For Saudi Arabia, King Abdullah’s visit to India offers his country a chance to strengthen ties with a country many believe is an emerging power.

King Abdullah will be the guest of honor at India’s Republic Day celebrations, a highly symbolic invitation that underscores the growing political ties between two countries that spent nearly a half-century on opposite sides of the Cold War divide.

Saudi Arabia currently supplies a quarter of India’s oil needs, and officials in New Delhi are eager for face-time with Abdullah, although no major agreements are expected to be signed.

“High oil prices are certainly likely to figure at the delegation-level talks,” said a top official at India’s Petroleum Minister, Talmeez Ahmed.

India’s economy is among the world’s fastest growing and is expected to expand by about 8 percent this year, despite high oil prices, which settled at US$67.06 a barrel late Tuesday on the New York Mercantile Exchange.

But there were fears that high prices could eventually hamper growth and spur inflation in India, which imports 70 percent of its supplies.

In fact, India’s central bank cited the high global price of oil when it raised some interest rates Tuesday.

King Abdullah acknowledged the price concerns in an interview this past weekend with India’s NDTV news channel, saying “the price needs to be at a more moderate level.”

He added: “We would like to provide India’s requirement of energy in the future.”

Ahmed, the Indian oil ministry official, said India was not looking to raise imports from Saudi Arabia, which stand at about 25 million metric tons a year.

But India is looking to play a larger role in Saudi Arabia’s natural gas sector, and for Saudi investment into its oil industry, he said.

A small agreement on oil cooperation between a private Saudi private company, Al Manar, and the state-run Engineers India Ltd., is expected to be signed during the visit, which began Tuesday and ends Friday, Ahmed said.

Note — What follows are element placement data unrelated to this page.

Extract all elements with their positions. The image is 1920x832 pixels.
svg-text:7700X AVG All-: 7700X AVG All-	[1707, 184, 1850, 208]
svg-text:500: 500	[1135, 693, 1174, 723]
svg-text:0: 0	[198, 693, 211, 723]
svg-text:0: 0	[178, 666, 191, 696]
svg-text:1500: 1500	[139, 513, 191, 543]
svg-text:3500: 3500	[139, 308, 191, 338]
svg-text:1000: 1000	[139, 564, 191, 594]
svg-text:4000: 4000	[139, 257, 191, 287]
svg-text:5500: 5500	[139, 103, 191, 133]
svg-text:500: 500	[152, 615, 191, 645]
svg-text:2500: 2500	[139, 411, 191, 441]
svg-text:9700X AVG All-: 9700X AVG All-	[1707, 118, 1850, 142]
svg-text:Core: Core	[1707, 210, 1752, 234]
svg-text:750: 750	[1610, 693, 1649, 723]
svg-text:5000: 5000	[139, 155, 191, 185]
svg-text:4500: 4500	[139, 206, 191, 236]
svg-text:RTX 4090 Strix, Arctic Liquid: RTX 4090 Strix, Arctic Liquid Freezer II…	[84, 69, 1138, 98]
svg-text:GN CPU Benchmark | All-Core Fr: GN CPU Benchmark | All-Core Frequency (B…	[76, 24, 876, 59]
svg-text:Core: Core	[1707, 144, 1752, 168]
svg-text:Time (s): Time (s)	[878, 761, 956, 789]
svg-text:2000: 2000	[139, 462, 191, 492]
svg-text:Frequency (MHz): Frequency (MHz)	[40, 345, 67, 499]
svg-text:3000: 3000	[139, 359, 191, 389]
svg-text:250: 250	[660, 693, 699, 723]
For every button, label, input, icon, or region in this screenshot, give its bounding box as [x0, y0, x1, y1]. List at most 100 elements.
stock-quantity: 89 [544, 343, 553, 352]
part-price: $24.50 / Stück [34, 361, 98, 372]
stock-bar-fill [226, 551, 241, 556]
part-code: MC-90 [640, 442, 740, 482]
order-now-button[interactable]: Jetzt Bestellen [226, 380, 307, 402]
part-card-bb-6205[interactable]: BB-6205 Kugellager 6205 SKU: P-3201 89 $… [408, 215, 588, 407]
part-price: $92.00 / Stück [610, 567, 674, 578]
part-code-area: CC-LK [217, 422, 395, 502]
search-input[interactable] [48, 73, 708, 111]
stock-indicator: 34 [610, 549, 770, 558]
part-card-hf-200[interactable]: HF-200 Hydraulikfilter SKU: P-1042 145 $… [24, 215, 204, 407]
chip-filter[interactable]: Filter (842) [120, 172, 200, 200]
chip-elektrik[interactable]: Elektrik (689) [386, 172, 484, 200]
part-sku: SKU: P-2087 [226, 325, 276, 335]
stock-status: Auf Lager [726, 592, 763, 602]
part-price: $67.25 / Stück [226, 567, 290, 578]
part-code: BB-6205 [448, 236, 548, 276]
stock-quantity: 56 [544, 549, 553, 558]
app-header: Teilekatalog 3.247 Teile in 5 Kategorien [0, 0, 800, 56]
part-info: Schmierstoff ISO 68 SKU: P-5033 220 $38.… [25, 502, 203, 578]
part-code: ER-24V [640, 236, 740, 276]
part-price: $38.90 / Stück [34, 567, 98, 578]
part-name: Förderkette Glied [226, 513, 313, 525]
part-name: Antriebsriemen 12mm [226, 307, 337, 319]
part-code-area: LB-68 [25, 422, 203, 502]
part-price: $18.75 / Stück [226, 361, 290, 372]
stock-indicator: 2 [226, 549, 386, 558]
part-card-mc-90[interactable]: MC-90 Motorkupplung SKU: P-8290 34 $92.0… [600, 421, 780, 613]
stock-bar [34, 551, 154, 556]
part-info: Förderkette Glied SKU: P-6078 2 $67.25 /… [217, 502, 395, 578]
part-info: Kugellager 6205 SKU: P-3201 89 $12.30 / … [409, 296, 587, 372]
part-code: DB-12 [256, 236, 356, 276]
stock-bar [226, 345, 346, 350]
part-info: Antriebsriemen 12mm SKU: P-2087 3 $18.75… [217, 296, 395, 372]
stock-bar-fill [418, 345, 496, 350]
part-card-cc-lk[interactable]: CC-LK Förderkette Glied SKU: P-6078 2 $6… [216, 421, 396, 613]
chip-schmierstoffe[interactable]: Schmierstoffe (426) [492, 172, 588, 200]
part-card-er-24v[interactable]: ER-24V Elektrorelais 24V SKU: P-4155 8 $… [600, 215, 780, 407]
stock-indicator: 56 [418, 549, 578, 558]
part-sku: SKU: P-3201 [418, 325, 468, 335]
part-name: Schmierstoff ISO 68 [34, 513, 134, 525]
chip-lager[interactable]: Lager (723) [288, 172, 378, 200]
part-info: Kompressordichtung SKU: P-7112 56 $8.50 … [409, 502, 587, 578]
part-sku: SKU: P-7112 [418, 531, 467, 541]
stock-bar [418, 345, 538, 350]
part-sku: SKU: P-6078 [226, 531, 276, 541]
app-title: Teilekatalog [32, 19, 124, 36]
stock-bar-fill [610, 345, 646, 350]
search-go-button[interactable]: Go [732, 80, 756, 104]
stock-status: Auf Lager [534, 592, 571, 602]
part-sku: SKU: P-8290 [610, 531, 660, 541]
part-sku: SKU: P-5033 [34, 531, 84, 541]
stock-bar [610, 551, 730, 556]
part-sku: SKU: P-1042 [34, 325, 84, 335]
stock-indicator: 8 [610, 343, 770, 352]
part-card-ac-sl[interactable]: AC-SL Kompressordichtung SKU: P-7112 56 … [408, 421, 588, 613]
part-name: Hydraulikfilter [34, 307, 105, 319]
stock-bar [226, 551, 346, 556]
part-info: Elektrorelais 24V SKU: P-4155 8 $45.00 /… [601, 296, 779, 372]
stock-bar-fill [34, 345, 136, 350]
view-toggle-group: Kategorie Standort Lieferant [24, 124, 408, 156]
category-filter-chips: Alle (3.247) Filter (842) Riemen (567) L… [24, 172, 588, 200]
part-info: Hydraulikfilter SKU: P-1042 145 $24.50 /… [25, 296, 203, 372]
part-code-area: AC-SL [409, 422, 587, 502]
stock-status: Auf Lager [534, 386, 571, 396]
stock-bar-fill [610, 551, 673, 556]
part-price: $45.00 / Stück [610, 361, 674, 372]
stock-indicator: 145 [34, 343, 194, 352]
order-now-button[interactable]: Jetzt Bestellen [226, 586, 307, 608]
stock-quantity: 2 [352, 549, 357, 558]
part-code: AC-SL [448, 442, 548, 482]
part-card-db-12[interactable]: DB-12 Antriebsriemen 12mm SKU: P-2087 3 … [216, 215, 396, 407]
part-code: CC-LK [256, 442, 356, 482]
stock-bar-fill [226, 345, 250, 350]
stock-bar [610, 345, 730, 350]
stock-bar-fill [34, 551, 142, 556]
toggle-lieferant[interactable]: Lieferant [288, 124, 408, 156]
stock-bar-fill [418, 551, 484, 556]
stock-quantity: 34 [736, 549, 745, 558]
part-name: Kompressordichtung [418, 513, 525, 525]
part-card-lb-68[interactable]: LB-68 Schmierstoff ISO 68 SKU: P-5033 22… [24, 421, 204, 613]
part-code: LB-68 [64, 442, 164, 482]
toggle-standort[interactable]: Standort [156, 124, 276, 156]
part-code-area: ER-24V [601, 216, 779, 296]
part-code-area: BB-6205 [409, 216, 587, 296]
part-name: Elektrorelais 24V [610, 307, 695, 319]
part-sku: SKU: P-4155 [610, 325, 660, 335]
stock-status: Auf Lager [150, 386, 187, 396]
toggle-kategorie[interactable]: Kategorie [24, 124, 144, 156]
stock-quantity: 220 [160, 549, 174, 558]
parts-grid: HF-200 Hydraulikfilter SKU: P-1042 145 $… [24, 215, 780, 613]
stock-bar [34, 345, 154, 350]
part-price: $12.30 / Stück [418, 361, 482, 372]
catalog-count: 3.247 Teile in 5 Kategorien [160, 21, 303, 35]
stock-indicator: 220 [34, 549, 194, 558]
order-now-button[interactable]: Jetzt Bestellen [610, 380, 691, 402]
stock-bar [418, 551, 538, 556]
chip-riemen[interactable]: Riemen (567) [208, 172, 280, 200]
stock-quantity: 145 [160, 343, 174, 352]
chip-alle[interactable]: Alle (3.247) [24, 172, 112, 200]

He did not elaborate.

After Abduallah and the Saudi delegation met Wednesday with Prime Minister Manmohan Singh and Indian officials, the two sides announced they reached deals on combatting crime and terrorism, avoiding double taxation, and investment promotion, the Press Trust of India news agency reported. Details of the accords were not immediately available.

Republic Day is Jan. 26 and marks the adoption of India’s constitution in 1950.